How To Choose The Right Tree For Your Garden
Now that Christmas is over we can turn our attention back to our gardens and more importantly our trees, we are now in the beginning of the tree planting season so now couldn’t be a better time to plant the tree you’ve always wanted. Trees are an enormous asset to any garden and require little maintenance from the gardener which is why we find that that many gardeners know little when it comes to trees.
Picking the right tree for you garden can be a challenging task, you need to ask yourself some questions, do you want bark in the winter, colour in the autumn, flowers in the spring or delicious fruit in the summer months – or do you want all of these things? Have you got the space for a grand specimen and more importantly do you have the patience to wait it grow?

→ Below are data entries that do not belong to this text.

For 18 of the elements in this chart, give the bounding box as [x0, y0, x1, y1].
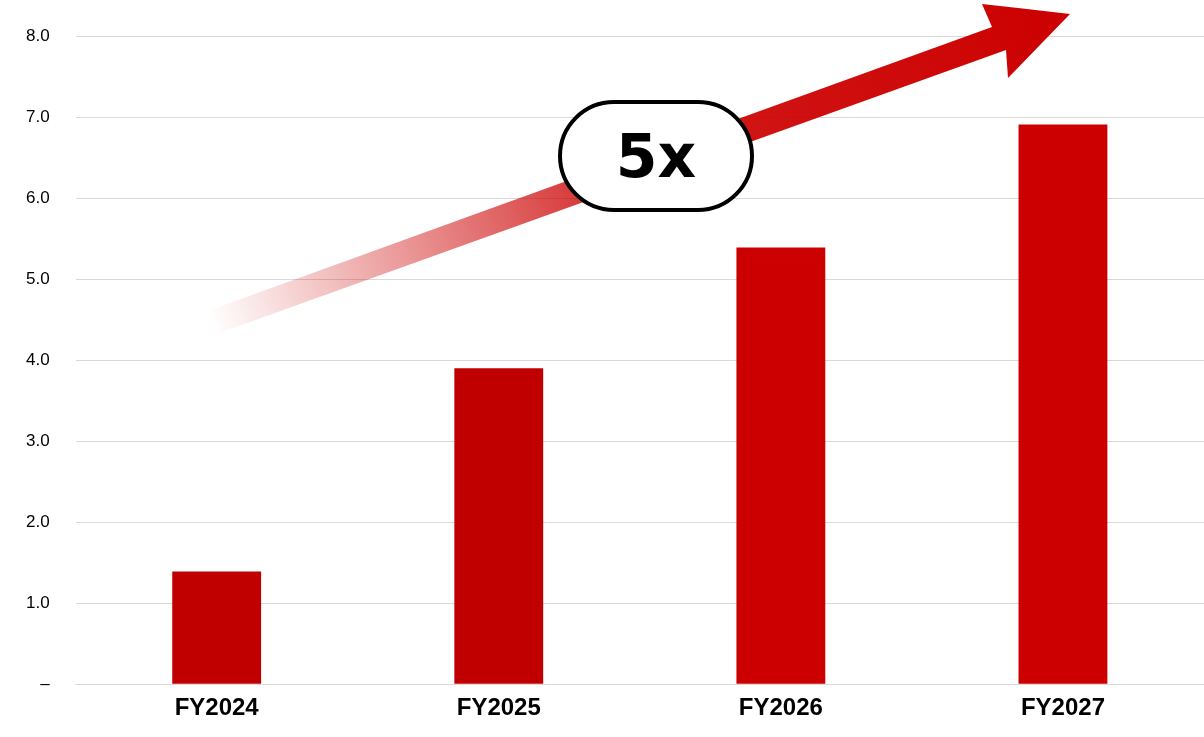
y-tick-label: 6.0: [25, 187, 50, 207]
y-tick-label: 7.0: [25, 106, 50, 126]
x-tick-label: FY2026: [738, 693, 823, 721]
annotation: 5x: [558, 100, 754, 212]
bar: [172, 571, 262, 684]
y-tick-label: 3.0: [25, 430, 50, 450]
x-tick-label: FY2024: [174, 693, 260, 721]
y-tick-label: –: [40, 673, 51, 693]
bar: [1018, 124, 1108, 684]
x-tick-label: FY2025: [456, 693, 541, 721]
bar: [454, 368, 544, 684]
y-tick-label: 1.0: [25, 592, 50, 612]
x-tick-label: FY2027: [1020, 693, 1105, 721]
bar: [736, 247, 826, 684]
y-tick-label: 4.0: [25, 349, 50, 369]
y-tick-label: 5.0: [25, 268, 50, 288]
y-tick-label: 8.0: [25, 25, 50, 45]
y-tick-label: 2.0: [25, 511, 50, 531]
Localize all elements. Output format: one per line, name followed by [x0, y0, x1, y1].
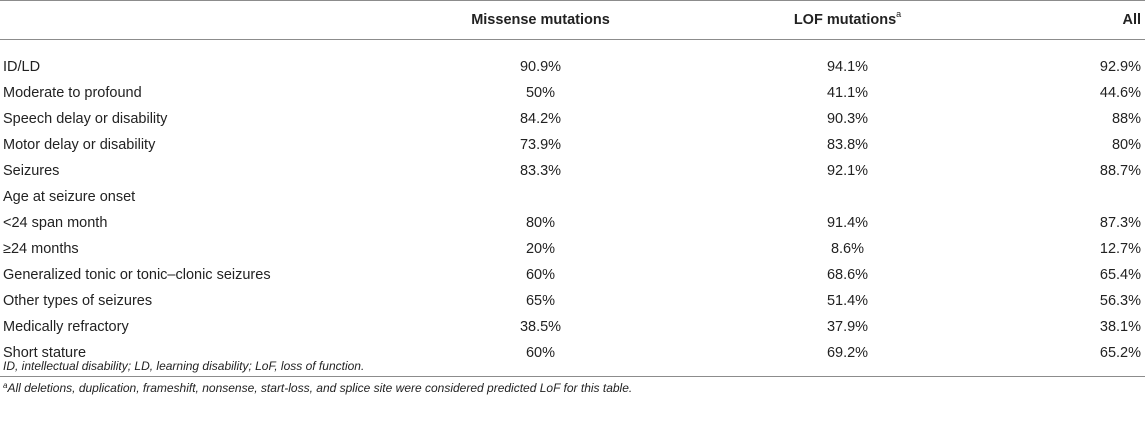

Do you have a relatively small garden and require a tree that won’t grow too large?
Trees can really take a seeming ordinary garden and make it somewhat magical: they provide windbreaks, screening, light, shade and food. It doesn’t stop there, trees also filter dust, generate materials for the garden, focal points, display the seasons wonderfully, provide great habitats -and, of course, great natural beauty.
We have put together some of the most important factors to consider when choosing the right tree for your garden.
- Height and spread: First and foremost you need to work out how much space you’ve got, even seemingly small ornamental trees may, over times, reach a height of 6-8m. If this kind of height it too much we suggest you opt for a weeping form of tree, as these rarely increase in height. If you’re looking to plant your tree where space is restricted we recommend that you consider a columnar tree, as these do not spread like over varieties.
- Soil type: You must identify the condition of your desired location first and then find a tree to suit. Cherries thrive in alkaline soils, most willows (Salix spp) prefer damp conditions, Japanese maples (Acer spp) like more dappled shade conditions whereas the Judas tree (Cercis siliquastrum) likes to have full sun.
- What do you want: Do you have a specific season you prefer or when you want your tree to look its best? Think about when it/if it flowers, foliage, fruit and bark. If you have a restriction on space try choosing a tree with more than one season of interest such as, fruit, flowering and rich warm autumn leaves.
- Location: We find that many people worry about planting a tree close to their property and for good reason too, there can be risks involved when planting trees near buildings. It must be noted that there are many trees that grow near building and, in most cases, such trees do not cause any damage. However, sometimes these trees can cause major problems, especially after long periods of dry weather. Subsidence is the main problem posed by trees, but there are also the physical threats caused by falling branches or a structural failure of the main trunk. Such structural issues can cause severe structural damage to buildings and the surrounding areas.
Popular Tree Choices
Prunus Cerasifera Nigra – Purple leaves with pale pink blossom in the spring.
Prunus Subhirtella Autumnalis – Pink buds in autumn that open to fragrant white flowers through to winter
Magnolia Stellata – White star-like flowers that emerge in March/April
Prunus Cerasifera Nigra
Acer Griseum – Peeling cinnamon coloured bark that boasts orange and scarlet leaves during autumn.
Prunus Serrula – A shiny mahogany bark peeling in the winter months, followed by white flowers in spring, cherry fruits in autumn.
Betula Jacquemontii – The silvery white bark is a must for magical winter gardens.
Amelanchier Lamarckii – White star-like flowers on beautifully bare stems in spring, followed by bronze leaves which turn orange and red in autumn.
Rhus Typhina – Usual large seed pods appear before the fine leaves turn a into an array of warms colours in autumn.
Acer Palmatum Osakazuki – Striking green leaves that turn a warm shades of orange and scarlet red in the autumn.
Corylus Maxima Red Filbert – With rich purple foliage and purple-skinned fruits, this tree provides both ornament and an abundant nut harvest.
Cydonia Oblonga Meeches Prolific – A small tree adorned with pink and white flowers in late spring which richen to large golden fruits (Quince) perfect for jellies and jams.
Eriobotrya Japonica – An evergreen tree with large leather-like leaves with white autumn flowers that may develop in yellow fruits (Loquat) the following spring, provided it is planted in a sheltered sunny position.
Malus Domestica (Apple Tree) – Boasting showy flowers in spring and ornamental or edible fruit in autumn the apple tree is a clear favourite in gardens across Britain.
So whatever your needs, there is a tree to cater for every desire and with little care a tree that will provide a lifetime of please in your garden.